I pictured Cassandra at the American Club. She would have been laughing and chatting. Flirting harmlessly with the men and befriending their wives. It was how Cassandra and I had learned to behave long ago, taught by our parents to recognize that every wealthy person we met had the potential to become a client. Maybe the expat crowd was what made Cassandra decide to invest in fancy clothes. Maybe they had pulled her into gambling. Even into drugs.
Perhaps, Emily had said, she became someone else in this country.
Weber’s voice rode over my thoughts. “I’m acquainted with another member of your family. Robert Brenner.”
I blinked. “My debonair uncle. How do you know him?”
“Rob and I met eons ago. Tennis club. His grandparents knew mine decades back in Austria.” His gaze had turned inward, and briefly his lips pulled tight, as if he’d tasted something sour. “Now I’m sitting here with his niece.

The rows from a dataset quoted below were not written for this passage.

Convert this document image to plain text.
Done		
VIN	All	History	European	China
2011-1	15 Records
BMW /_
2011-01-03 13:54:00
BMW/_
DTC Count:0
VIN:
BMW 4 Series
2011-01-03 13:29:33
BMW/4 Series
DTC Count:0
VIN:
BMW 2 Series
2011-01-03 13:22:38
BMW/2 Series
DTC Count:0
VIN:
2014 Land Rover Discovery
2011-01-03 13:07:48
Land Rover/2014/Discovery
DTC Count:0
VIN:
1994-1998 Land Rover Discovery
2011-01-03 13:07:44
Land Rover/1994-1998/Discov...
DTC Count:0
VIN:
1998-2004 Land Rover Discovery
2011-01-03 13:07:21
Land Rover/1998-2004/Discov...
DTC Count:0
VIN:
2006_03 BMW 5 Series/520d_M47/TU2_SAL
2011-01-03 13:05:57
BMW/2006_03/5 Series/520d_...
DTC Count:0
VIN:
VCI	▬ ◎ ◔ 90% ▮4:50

Small world.”
Something perverse compelled me to say, “He’s never mentioned you.”
Weber’s upper lip rose, revealing the large canines. “Like I said, it was eons ago. And we’ve followed very different paths.”

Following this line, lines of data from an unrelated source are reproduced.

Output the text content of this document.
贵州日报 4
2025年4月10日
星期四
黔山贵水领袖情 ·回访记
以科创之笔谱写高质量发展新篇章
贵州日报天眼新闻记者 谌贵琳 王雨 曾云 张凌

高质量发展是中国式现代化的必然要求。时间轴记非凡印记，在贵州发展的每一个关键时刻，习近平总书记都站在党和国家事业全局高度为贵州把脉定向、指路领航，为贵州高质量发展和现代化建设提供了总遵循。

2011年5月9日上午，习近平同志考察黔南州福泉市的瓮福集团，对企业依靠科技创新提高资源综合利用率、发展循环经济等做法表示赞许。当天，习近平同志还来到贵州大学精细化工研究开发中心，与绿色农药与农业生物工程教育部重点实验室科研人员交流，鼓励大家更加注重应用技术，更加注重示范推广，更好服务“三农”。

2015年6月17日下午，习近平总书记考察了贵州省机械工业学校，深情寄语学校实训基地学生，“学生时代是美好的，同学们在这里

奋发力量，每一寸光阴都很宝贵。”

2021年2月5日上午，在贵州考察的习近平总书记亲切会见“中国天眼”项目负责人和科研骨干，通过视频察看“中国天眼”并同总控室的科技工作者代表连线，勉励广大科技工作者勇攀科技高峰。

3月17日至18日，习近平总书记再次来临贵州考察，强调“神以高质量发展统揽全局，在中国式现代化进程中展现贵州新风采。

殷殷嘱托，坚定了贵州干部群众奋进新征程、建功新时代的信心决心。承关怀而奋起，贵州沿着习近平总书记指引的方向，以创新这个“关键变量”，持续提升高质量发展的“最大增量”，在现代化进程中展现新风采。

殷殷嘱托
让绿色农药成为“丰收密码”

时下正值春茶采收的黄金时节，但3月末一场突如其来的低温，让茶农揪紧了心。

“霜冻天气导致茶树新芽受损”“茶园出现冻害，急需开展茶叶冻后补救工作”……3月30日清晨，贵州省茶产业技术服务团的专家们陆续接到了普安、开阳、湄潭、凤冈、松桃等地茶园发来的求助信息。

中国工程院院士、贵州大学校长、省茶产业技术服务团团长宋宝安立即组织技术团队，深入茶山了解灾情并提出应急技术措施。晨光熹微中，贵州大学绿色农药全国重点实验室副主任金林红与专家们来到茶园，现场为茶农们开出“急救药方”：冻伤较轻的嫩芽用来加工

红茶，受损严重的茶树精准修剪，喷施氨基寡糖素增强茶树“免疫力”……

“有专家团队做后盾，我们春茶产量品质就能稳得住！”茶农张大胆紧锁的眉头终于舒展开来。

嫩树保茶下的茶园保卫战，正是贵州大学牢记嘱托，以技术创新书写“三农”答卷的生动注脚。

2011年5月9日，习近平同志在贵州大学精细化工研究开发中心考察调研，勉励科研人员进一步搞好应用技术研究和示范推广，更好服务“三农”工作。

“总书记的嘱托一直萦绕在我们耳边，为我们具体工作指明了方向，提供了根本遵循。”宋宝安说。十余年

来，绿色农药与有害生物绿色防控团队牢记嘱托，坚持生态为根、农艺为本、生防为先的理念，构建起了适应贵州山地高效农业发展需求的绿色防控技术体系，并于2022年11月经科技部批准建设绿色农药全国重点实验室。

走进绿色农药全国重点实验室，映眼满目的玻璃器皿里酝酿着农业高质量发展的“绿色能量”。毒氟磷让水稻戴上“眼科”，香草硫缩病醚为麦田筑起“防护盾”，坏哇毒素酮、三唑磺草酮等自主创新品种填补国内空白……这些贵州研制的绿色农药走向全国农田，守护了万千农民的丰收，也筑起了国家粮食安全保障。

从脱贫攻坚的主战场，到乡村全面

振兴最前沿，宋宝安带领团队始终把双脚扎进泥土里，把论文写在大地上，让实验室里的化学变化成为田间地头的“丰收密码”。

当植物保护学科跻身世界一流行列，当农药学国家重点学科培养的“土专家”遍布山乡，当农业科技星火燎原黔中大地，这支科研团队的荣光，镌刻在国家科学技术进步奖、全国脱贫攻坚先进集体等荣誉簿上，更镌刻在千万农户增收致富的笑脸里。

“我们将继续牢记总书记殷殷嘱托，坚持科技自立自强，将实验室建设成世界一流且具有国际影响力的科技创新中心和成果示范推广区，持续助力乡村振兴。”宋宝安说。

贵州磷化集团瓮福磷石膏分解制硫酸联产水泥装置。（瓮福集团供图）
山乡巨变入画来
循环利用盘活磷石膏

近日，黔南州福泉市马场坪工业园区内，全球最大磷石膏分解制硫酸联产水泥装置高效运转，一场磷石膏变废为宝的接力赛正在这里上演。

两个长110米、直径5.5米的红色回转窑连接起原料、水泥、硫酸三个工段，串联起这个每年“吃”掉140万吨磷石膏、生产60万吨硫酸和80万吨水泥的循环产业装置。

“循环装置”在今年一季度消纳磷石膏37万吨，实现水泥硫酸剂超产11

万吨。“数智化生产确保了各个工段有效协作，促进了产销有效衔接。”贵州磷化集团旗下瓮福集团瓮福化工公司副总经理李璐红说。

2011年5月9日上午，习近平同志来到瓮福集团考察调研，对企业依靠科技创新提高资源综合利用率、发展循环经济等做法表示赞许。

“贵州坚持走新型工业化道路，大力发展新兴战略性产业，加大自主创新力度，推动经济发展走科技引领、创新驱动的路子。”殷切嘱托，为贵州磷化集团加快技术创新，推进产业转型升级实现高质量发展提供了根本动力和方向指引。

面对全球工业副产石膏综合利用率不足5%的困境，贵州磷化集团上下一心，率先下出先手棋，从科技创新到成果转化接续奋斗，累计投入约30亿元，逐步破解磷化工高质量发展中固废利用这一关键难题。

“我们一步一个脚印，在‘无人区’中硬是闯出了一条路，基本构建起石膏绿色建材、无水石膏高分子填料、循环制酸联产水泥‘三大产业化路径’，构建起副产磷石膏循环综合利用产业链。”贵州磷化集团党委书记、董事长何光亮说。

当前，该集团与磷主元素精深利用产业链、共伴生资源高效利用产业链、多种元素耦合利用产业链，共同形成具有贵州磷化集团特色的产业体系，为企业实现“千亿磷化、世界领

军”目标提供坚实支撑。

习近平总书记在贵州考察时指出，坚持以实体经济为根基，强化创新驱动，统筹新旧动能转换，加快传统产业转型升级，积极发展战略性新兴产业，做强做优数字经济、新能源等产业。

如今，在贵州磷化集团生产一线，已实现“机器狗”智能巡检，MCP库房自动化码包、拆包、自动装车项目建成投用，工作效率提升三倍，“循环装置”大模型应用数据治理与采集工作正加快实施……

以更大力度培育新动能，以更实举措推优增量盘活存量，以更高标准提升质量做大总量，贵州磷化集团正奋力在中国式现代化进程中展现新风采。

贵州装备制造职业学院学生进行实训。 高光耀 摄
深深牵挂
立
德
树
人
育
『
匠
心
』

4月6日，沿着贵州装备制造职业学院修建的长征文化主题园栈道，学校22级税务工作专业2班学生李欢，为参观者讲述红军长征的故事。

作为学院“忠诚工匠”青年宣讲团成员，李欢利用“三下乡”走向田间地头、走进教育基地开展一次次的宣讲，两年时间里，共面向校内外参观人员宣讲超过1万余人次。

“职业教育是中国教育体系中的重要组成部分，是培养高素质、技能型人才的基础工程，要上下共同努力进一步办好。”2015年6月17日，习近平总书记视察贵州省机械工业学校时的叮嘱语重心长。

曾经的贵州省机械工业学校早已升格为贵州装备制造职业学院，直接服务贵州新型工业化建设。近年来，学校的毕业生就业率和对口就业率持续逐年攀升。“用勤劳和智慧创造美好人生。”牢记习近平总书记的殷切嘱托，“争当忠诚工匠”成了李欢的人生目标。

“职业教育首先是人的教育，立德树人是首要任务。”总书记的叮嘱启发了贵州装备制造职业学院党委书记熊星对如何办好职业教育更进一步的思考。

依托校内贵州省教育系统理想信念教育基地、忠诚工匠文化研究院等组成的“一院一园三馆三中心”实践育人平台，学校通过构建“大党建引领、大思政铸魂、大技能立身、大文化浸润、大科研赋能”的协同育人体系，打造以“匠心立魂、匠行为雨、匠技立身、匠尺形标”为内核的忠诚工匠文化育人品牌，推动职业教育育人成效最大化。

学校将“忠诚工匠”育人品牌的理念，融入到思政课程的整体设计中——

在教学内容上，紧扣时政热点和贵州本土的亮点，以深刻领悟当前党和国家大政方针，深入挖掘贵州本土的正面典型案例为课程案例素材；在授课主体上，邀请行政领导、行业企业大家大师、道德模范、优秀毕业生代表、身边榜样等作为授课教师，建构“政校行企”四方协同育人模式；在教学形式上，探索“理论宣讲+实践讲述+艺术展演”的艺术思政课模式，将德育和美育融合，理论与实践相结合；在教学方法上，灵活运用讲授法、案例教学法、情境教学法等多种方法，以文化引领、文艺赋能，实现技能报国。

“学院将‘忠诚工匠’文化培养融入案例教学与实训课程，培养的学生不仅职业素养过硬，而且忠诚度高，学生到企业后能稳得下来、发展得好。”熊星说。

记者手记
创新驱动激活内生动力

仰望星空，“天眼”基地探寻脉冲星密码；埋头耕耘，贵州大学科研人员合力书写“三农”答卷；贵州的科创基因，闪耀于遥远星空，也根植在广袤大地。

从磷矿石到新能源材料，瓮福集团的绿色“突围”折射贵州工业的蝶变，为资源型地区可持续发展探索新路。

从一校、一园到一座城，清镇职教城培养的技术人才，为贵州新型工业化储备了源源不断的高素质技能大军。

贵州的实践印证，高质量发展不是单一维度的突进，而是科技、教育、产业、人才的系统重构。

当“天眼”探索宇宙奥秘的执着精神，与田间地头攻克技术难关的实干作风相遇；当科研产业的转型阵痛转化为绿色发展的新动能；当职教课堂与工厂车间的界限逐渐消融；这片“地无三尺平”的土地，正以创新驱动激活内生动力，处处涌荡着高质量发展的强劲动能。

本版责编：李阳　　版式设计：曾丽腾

But something glinted in his eyes. Disdain? Dislike? Even, perhaps, unease?
Everywhere I turned, I faced a thicket of unanswered questions. Exhaustion swept over me. I found my way to my feet.
“It was a pleasure to meet you, Mr. Weber.”
He rose as well. “Please let me know if I can do anything for you, Miss Brenner. My office is always open.”
His eyes stayed on me as I made my way slowly up the central staircase. When I reached the first floor, I glanced back. Mr. Weber had vanished. The receptionist had momentarily disappeared. The lobby was empty, its colonial elegance undisturbed by human warmth.
In my room, I made myself a lukewarm cup of coffee, gulped it down, and changed into leggings and a T-shirt, grateful that everything was black, even my sneakers.
I snugged a ball cap over my hair, ordered a Grab car using the app, then placed my phone in the safe in case someone like Tiger Man—Dai Shujun—had found a way to track my movements. My credit card, passport, and room key went into the waterproof pouch I used when traveling. I slid the pouch into a zippered pocket of my leggings. I took the hotel’s flashlight from the nightstand and shoved it into another pocket, its rounded end protruding. Five minutes later I let myself out of the room to wait at the curb for my ride.
It was time to learn whether Red Dragon would yield any answers.